Example — webhook then forward-replace responder
PUT /mockserver/expectation HTTP/1.1
Content-Type: application/json
{
"httpRequest" : {
"method" : "POST",
"path" : "/order"
},
"steps" : [
{
"httpRequest" : { "method" : "POST", "path" : "/audit", "headers" : { "Host" : [ "audit.svc:8080" ] } },
"blocking" : true,
"timeout" : { "timeUnit" : "SECONDS", "value" : 3 },
"failurePolicy" : "FAIL_FAST"
},
{
"httpOverrideForwardedRequest" : {
"requestOverride" : { "headers" : { "X-Audited" : [ "true" ] } }
},
"responder" : true
},
{
"httpRequest" : { "method" : "POST", "path" : "/analytics", "headers" : { "Host" : [ "analytics.svc:8080" ] } }
}
]
}
In this pipeline:
- The audit webhook runs first (blocking, fail-fast — if it fails, the client gets 502).
- The forward-replace responder proxies the request upstream with an added header, and its response is returned to the client.
- The analytics webhook runs after the response as a fire-and-forget side-effect.
Java client
import static org.mockserver.model.ExpectationStep.step;
new MockServerClient("localhost", 1080)
.when(
request()
.withMethod("POST")
.withPath("/order")
)
.withSteps(
step()
.withHttpRequest(request().withMethod("POST").withPath("/audit").withHeader("Host", "audit.svc:8080"))
.withBlocking(true)
.withTimeout(seconds(3))
.withFailurePolicy(FailurePolicy.FAIL_FAST),
step()
.withHttpOverrideForwardedRequest(
forwardOverriddenRequest()
.withRequestOverride(request().withHeader("X-Audited", "true"))
)
.withResponder(true),
step()
.withHttpRequest(request().withMethod("POST").withPath("/analytics").withHeader("Host", "analytics.svc:8080"))
)
.upsert();
// When steps are present, the responder step defines the primary action.
// Use .upsert() to submit the expectation without setting a redundant
// top-level action (the server rejects steps + a top-level action).
Note: When steps is present, the primary action is determined by the responder step. Use .upsert() to submit the expectation without setting a redundant top-level action. Using .respond() or .forward() would set a top-level action that conflicts with the steps pipeline, and the server would reject the expectation. afterActions are still allowed alongside steps and fire after the entire steps pipeline completes.
Notes
- An expectation without beforeActions, afterActions, or steps behaves exactly as before — these fields are fully optional and backward compatible.

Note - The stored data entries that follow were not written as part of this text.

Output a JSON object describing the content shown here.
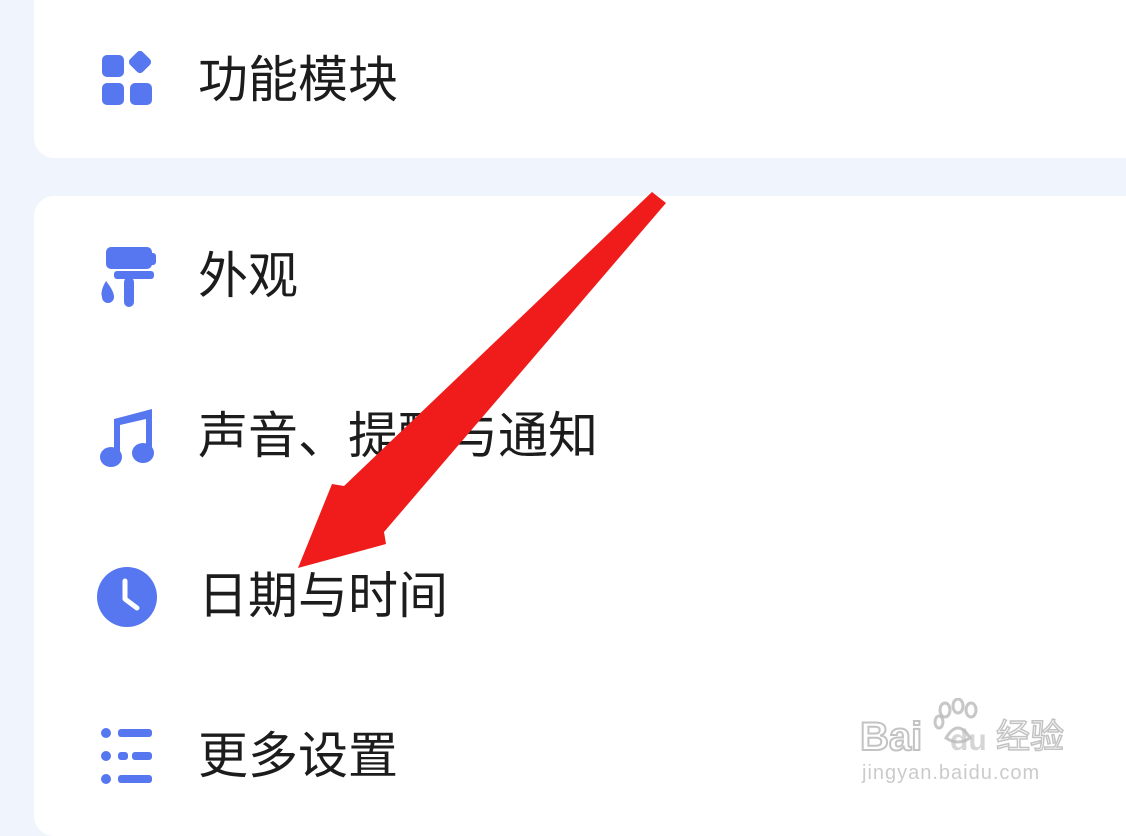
{
  "menu": {
    "top_item": {
      "label": "功能模块",
      "icon": "grid-modules-icon"
    },
    "items": [
      {
        "label": "外观",
        "icon": "paint-roller-icon"
      },
      {
        "label": "声音、提醒与通知",
        "icon": "music-note-icon"
      },
      {
        "label": "日期与时间",
        "icon": "clock-icon"
      },
      {
        "label": "更多设置",
        "icon": "list-settings-icon"
      }
    ]
  },
  "colors": {
    "accent": "#5677f0",
    "arrow": "#f01c1c",
    "background": "#f0f4fc",
    "card": "#ffffff",
    "text": "#1c1c1c"
  },
  "watermark": {
    "brand": "Baidu经验",
    "url": "jingyan.baidu.com"
  }
}
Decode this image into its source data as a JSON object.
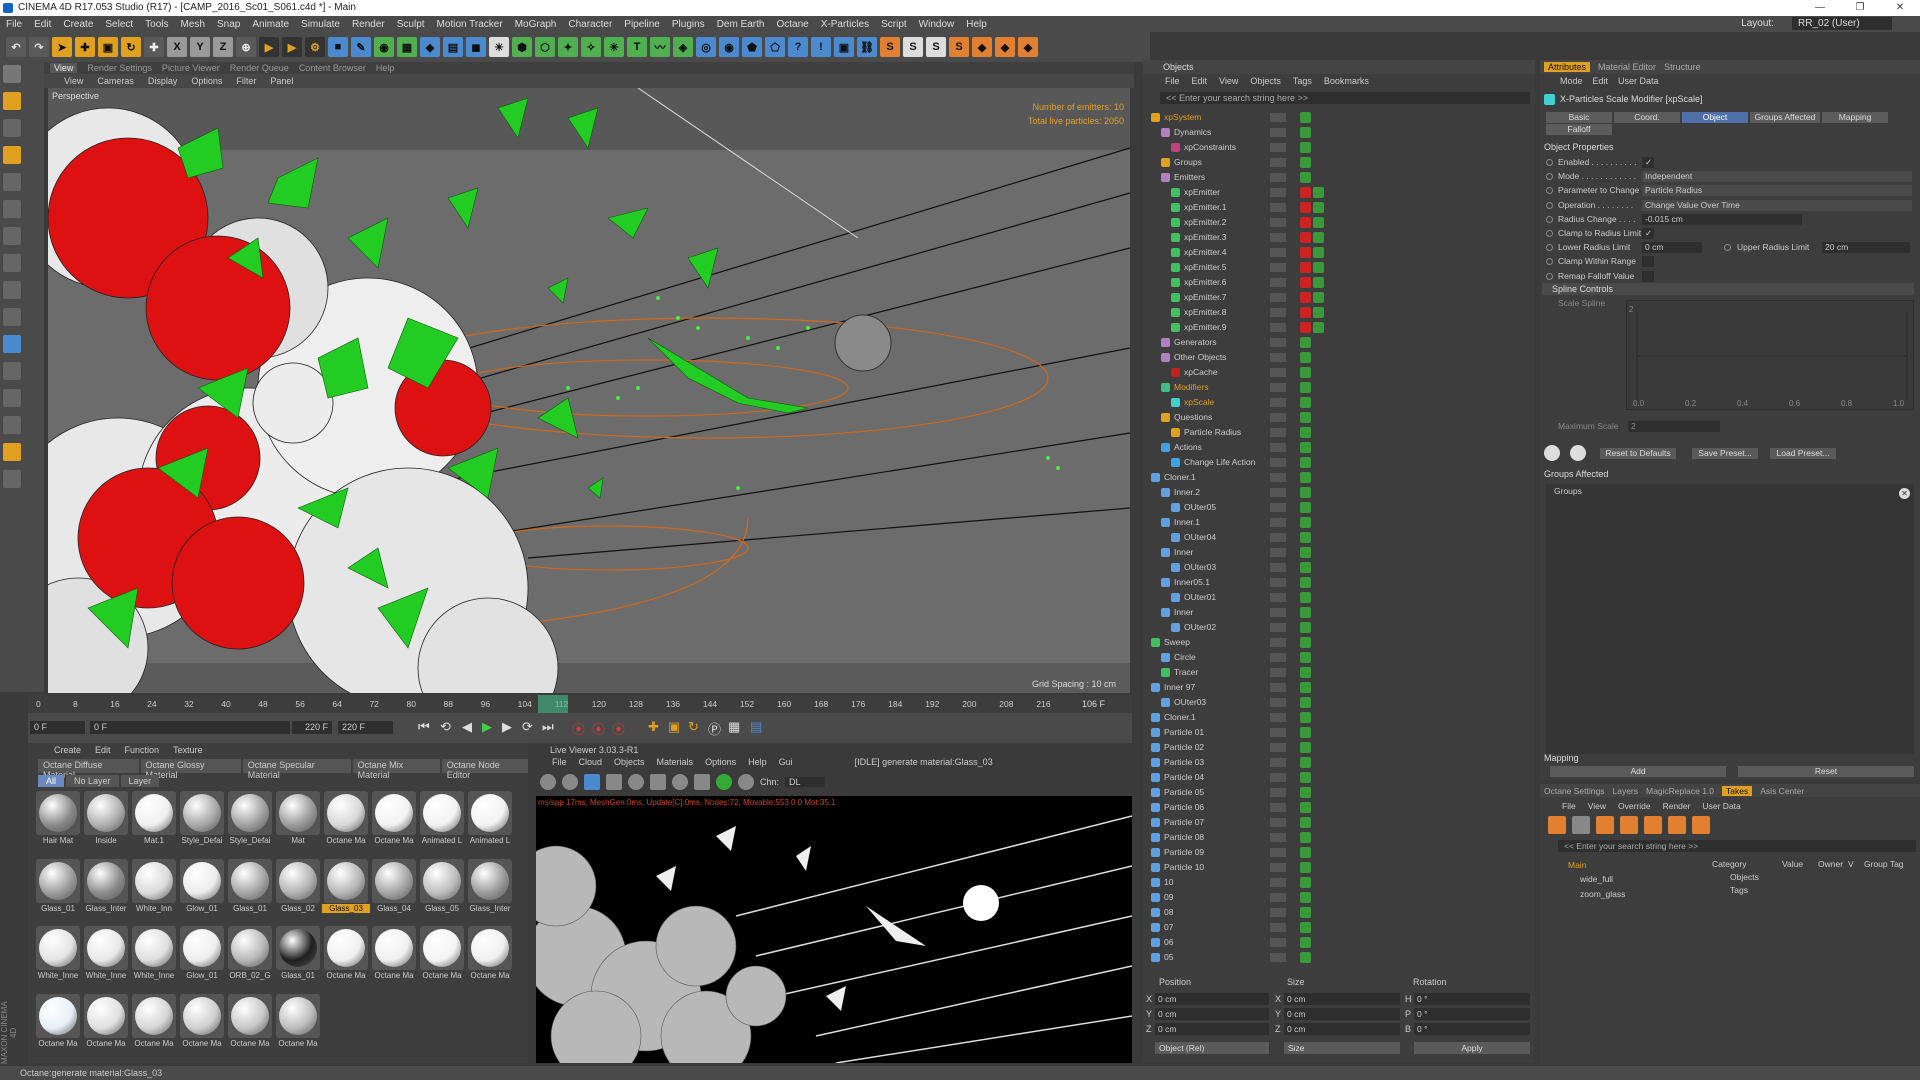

- After-actions never affect the client response; even on a FAIL_FAST before-action abort, the 502 counts as the response and any after-actions still fire.
- Webhook responses are discarded — these actions are about side-effects, not about composing the client response.
- The steps field is an alternative to beforeActions + a top-level primary action. When steps is present it determines the dispatch pipeline; the responder step's action becomes the primary action. steps cannot be combined with beforeActions or a top-level response action (the server rejects such expectations), but afterActions still fire after the steps pipeline completes.